しかし、16S rRNAで同時にほとんどすべての菌種を同定できるようになってから、
伝染病菌のような病原菌でない限り、数種類の菌種で良い悪いを決定するのではなく、
健康のサンプの割合の多様性から、どれだけ多様性が失われているかで評価され、
病気の状態の腸内細菌全体の隔たりが大ききく、
特異的な菌種集団の増殖のある場合をDysibiosisと判断される。
細菌は、門、網、目、科、属に分類されるが、
もっともざっくりした分類の門では、
国際間では、若干の違いはあるが、
健康者では、フェルミクテス門、バクテロデス門、アクノバクテリア門が
日本人では多い。
たとえば、2021年のウクライナの研究報告では、
腸内細菌叢の門レベルは、日本人と類似しているが、
門レベルでは、年齢にによる腸内細菌の変化はほとんどない。

このような事実は、腸内細菌叢を一度にすべて検索出来るようになったから報告された。
(つまり、昭和の培養法の研究では、培養する菌種の選択で、培地の操作で、
いかなる結果も意図的に誘導出来たのである。

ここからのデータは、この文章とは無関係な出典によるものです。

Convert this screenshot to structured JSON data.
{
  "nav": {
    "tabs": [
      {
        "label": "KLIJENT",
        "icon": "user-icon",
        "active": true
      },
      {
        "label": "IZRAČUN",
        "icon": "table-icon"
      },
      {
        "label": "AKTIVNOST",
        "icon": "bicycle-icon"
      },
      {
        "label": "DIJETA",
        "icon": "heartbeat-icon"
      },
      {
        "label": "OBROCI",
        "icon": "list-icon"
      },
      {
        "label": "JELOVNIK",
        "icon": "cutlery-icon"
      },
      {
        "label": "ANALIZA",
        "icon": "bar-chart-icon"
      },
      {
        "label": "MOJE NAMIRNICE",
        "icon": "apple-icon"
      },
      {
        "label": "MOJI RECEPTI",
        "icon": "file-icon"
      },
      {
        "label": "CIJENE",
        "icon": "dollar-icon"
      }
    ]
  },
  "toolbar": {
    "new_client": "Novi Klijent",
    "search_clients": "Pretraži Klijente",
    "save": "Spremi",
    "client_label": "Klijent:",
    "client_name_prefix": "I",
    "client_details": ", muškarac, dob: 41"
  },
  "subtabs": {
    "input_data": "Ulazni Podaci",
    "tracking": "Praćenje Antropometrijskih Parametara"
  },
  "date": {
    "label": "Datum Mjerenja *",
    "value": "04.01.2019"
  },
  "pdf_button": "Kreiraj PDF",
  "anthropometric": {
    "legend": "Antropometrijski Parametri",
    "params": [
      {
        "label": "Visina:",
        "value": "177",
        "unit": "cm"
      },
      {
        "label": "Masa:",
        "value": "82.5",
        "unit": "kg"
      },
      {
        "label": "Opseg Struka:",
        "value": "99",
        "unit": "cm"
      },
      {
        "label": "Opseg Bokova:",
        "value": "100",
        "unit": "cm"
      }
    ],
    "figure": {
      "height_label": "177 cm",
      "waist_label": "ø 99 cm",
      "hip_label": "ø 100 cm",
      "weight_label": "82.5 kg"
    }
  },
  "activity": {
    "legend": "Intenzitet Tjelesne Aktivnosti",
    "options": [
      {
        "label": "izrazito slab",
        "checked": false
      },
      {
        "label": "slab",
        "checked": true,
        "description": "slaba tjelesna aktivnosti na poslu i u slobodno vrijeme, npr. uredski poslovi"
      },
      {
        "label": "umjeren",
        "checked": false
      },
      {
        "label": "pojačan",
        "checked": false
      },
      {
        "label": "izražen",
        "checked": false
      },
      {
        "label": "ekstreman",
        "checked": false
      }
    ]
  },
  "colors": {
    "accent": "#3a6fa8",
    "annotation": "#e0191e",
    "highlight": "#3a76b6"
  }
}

)
現代のDysbiosisは、たとえば、下のBが健常者の腸内細菌叢とすれば、
Cが、Dysbiosisとなる。

追加するが、
私が、重要視しているのは、単なる種類の多様性だけではなく、
人間の腸内細菌では、発酵の機能が菌種によって異なるので、
機能の多様性の偏りの重要性である。
つまり、腸内細菌叢で多様性を論ずる時は、
3次元で評価すべきだと考えている。
具体的には、
門から属の分類、
グラム陰性・陽性、
発酵能力(発酵物質、ガス産生能・ガスの種類など)である。